Britain overspent its foreign aid budget by nearly £200 million in 2015, contributing to a massive £513 million rise in foreign aid following the government’s decision to set a controversial new target.
Overseas aid spending has now risen to an all time high of £12.2 billion, according to figures published by the Mail on Sunday via the Department for International Development (DFID). They show the government overshot its own target by £172 million at a time when it is being called on to protect British jobs at home and invest in the future of the troubled steel industry.
The government’s foreign aid budget is fixed at 0.7 percent of GDP. In his 2015 budget statement, Chancellor George Osborne announced that the sum was expected to rise from £11.1 bn to hit £16.3bn by 2020.

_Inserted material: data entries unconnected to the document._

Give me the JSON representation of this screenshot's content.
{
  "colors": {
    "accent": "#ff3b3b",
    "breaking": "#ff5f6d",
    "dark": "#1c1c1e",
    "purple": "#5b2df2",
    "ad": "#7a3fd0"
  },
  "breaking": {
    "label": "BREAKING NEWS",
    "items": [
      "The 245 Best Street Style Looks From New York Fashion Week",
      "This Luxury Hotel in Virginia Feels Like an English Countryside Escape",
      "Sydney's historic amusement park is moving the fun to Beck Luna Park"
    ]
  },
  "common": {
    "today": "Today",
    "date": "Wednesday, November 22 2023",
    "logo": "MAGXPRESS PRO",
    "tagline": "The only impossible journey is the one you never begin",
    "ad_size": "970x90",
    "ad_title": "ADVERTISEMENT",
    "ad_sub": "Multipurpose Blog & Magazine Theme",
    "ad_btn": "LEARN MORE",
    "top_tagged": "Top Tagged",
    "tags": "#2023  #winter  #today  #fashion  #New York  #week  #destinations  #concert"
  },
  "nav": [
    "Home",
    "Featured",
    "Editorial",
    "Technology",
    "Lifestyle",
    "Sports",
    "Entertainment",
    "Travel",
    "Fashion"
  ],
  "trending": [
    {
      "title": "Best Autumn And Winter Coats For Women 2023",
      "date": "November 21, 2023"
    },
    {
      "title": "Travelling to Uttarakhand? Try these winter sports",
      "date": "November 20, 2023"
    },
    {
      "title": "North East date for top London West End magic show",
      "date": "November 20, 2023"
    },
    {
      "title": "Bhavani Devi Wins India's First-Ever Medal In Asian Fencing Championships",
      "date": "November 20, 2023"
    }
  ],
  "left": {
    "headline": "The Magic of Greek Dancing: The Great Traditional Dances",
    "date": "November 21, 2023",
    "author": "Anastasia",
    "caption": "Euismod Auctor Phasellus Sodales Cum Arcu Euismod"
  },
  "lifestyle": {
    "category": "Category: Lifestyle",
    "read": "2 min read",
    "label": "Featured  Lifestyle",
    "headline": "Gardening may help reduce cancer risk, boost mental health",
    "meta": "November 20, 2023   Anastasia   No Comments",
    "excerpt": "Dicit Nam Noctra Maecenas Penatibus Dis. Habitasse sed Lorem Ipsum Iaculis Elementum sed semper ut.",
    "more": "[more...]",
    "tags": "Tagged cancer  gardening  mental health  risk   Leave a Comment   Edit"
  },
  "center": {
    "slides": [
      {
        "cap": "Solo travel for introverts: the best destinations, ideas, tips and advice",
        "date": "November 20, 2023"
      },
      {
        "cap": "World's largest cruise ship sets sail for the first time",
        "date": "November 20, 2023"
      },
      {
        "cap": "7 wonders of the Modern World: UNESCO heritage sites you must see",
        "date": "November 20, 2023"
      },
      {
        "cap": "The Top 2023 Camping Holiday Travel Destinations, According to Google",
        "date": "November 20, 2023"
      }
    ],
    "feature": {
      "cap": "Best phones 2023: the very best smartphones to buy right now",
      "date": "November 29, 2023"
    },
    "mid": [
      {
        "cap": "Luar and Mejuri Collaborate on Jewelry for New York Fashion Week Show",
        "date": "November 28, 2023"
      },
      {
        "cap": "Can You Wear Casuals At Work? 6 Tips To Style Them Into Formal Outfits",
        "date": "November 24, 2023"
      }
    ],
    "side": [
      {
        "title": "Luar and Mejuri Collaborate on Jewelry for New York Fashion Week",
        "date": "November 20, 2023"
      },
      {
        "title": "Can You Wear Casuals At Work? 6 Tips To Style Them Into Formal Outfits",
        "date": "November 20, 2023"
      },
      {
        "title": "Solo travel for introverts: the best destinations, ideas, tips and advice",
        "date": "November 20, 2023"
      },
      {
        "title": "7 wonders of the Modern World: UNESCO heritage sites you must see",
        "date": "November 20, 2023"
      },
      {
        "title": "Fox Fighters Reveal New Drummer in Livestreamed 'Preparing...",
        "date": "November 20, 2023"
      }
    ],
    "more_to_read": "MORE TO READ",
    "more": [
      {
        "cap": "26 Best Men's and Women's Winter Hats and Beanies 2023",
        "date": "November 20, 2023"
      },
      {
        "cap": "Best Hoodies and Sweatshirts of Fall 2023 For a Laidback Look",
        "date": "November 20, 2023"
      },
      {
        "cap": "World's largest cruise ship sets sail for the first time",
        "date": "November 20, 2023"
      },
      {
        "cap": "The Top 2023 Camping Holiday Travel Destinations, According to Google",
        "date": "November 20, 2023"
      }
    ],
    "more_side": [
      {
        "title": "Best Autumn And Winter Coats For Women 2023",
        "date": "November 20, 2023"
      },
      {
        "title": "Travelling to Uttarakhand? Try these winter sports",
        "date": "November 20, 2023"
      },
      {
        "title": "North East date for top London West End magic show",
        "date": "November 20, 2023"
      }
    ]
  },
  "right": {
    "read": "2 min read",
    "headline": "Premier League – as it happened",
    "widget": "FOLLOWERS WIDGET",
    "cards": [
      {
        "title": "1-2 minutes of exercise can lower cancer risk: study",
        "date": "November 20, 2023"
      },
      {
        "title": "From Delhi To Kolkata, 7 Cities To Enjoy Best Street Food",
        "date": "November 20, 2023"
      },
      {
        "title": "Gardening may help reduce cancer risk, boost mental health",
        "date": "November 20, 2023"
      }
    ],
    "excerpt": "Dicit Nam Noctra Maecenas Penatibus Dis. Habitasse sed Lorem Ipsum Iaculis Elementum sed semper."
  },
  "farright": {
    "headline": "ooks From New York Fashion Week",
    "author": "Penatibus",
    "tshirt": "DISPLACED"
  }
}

But the new statistics quietly released on the DFID’s website show that the government is not only meeting the target, it exceeded it by £172 million. Although the excess spend is only 0.01 per cent of GNI, the sheer scale of our national income means it is a vast amount of taxpayer money that could be used at home.
Last night, Tory MP Jacob Rees-Mogg told the newspaper: “There can be no more graphic example of the idiocy of setting such a fixed target. This overspend will anger taxpayers who do not want their money frittered away on politicians’ vanity.”
The Mail on Sunday investigation revealed examples of how taxpayers’ money is being spent abroad, including:
- More than £700 million spent on education in Pakistan where local officials pocket enormous sums by creating fake teaching jobs and claiming for them.
- Up to £90 million spent on reviving the Nigerian leather tanning industry.
- Around £9,000 a year each going to two jailed Palestinian terrorists who brutally stabbed a British woman and murdered her friend. The money comes indirectly from British aid.
The political row escalated as politicians from former Tory Chancellor Nigel Lawson to anti-child poverty campaigner and ex-Labour Minister Frank Field spoke out against the 0.7 per cent target.
The Mail on Sunday also disclosed that Mr Cameron turned down calls to delay the 0.7 per cent target “to avoid upsetting Bob Geldof”.
This is not the first time that Mr Cameron’s desire to send funds overseas at the expense of the needs of British taxpayers has been called into question.
As Breitbart London reported, last December the UK Independence Party (UKIP) leader Nigel Farage called on the British government to divert money from the country’s international aid budget to help communities in the UK affected by flooding in the wake of Storm Desmond.
Britain is a significant contributor to global aid. Earlier this year, it became the first country in the G7 to honour its commitment to ringfencing 0.7 per cent of gross national income for foreign aid.
That means that 7p of every £10 raised from taxpayers is spent on overseas development.